We also noticed that SP33 stained necrotic areas in addition to viable tumor cells in 15 of our cases. In the same areas, no aberrant staining was observed with Ks20.8. Necrosis, observed in 70% of cases in our study, is a common feature of MCC due to its high grade. This aberrant SP33 staining could complicate evaluations, especially in resection specimens after neoadjuvant immunotherapy, where CK20 may play a role [44]. These findings highlight the need for careful consideration of clone selection.
This study has several limitations. The antibodies were only tested on skin and lymph nodes, and not on other tissues or non-MCC tumors. We also did not compare MCPyV antibody performance with PCR, which could have provided insights into their diagnostic accuracy. Lastly, our sample size may not fully represent the variability seen in routine practice. Future studies with larger cohorts and clone comparisons are needed to validate and expand these findings.

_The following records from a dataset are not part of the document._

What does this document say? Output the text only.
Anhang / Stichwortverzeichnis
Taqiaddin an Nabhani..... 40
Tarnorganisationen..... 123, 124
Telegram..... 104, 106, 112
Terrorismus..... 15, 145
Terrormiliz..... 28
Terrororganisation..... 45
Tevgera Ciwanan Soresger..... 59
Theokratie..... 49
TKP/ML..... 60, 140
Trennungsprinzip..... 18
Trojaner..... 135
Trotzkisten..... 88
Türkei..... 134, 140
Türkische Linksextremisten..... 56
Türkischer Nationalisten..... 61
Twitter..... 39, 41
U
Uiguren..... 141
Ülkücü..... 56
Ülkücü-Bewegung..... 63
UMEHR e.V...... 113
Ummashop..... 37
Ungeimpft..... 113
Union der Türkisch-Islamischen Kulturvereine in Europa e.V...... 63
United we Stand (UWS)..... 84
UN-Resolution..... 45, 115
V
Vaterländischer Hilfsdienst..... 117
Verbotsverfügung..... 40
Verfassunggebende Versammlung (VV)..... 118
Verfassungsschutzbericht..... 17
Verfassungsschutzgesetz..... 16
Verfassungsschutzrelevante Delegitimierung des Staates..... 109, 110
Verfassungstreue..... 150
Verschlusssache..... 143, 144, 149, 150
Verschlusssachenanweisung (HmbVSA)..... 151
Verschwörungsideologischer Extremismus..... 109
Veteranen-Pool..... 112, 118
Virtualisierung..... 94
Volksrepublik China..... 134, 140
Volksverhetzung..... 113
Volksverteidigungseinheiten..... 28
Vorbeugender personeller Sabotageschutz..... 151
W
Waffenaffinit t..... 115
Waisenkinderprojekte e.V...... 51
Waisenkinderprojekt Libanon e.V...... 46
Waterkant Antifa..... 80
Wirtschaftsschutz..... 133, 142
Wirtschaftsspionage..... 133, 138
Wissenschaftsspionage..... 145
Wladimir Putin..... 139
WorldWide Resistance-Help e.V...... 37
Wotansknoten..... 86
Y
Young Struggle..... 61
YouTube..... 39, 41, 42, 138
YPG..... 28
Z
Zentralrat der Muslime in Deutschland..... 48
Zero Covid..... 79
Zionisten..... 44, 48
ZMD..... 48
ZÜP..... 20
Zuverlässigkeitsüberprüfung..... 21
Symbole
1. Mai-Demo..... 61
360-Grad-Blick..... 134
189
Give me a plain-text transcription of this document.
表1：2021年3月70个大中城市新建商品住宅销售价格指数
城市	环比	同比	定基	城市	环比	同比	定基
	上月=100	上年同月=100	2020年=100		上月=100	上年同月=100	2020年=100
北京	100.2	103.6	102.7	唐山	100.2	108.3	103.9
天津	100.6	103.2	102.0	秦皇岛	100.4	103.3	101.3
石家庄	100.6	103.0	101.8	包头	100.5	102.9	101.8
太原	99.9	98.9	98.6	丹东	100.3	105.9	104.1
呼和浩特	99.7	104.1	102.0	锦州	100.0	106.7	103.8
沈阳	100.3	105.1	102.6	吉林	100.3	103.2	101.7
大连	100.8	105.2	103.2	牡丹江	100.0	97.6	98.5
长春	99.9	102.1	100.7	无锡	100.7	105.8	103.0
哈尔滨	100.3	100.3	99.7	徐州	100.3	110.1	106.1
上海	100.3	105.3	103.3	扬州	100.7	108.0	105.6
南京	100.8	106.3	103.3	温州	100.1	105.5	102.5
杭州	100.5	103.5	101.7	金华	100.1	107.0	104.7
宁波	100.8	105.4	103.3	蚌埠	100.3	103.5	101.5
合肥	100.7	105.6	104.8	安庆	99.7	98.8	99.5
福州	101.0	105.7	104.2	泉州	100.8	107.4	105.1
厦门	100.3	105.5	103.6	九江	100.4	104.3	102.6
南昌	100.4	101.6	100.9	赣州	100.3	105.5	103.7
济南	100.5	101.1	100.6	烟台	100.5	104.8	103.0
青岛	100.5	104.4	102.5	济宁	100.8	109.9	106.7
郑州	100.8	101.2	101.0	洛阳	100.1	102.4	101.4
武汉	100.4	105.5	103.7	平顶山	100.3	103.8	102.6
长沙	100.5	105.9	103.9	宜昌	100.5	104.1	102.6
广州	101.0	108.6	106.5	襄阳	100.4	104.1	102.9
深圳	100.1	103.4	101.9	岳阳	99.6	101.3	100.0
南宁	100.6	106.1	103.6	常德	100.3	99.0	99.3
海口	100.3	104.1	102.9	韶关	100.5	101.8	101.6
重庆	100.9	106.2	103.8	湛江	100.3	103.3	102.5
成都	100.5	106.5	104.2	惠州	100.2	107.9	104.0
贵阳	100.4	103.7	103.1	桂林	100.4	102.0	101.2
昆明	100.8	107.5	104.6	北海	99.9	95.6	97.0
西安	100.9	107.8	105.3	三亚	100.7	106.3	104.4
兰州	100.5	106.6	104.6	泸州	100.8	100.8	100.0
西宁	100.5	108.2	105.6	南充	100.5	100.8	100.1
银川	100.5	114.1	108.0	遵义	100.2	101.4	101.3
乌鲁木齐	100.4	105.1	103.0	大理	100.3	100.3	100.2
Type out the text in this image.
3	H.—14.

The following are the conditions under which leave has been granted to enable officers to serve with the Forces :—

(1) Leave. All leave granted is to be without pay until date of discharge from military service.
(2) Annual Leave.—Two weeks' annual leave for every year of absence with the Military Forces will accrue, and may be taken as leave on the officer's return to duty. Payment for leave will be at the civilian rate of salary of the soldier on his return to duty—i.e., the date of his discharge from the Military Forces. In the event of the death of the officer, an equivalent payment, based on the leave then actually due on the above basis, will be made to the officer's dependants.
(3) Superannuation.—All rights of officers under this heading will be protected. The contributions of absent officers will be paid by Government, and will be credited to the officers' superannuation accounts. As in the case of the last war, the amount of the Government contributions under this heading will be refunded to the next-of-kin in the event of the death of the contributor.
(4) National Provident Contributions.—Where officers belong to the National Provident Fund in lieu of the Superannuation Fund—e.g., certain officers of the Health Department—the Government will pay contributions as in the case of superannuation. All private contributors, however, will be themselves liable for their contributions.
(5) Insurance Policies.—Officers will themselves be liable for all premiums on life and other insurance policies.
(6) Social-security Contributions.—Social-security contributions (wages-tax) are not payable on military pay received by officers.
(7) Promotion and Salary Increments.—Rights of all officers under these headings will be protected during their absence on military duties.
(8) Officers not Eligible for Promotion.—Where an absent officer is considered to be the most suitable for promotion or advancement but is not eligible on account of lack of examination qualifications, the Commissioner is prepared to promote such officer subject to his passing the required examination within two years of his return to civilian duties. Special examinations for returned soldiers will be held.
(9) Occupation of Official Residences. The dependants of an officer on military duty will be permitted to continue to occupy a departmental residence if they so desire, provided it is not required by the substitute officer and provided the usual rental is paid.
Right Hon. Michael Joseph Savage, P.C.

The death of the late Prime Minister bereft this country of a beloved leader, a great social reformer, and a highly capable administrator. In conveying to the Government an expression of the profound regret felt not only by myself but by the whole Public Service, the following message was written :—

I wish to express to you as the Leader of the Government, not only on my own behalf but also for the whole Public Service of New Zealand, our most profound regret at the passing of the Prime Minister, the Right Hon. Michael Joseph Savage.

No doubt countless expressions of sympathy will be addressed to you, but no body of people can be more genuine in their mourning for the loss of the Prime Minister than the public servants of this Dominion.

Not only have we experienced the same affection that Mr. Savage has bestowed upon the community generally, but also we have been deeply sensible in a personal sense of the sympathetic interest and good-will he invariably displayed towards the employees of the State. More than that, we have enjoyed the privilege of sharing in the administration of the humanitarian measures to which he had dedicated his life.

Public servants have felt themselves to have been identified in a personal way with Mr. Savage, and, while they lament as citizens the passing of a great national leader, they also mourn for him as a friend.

In conclusion, this study highlights the importance of selecting appropriate clones of MCPyV and CK20 antibodies in diagnosing MCC to enhance diagnostic accuracy. MCPyV antibody clone Ab3 demonstrated superior sensitivity and ease of interpretation compared to CM2B4, confirming its value in routine practice. While both CK20 clones Ks20.8 and SP33 showed comparable diagnostic performance in detecting positive cases, Ks20.8 exhibited stronger and more consistent staining patterns, which may aid in distinguishing challenging cases. The aberrant staining observed with SP33 in necrotic areas raises concerns, particularly in specimens from patients undergoing neoadjuvant therapy. These findings emphasize the need for further comparative studies to establish consensus on the optimal antibody clones for routine use in MCC diagnosis.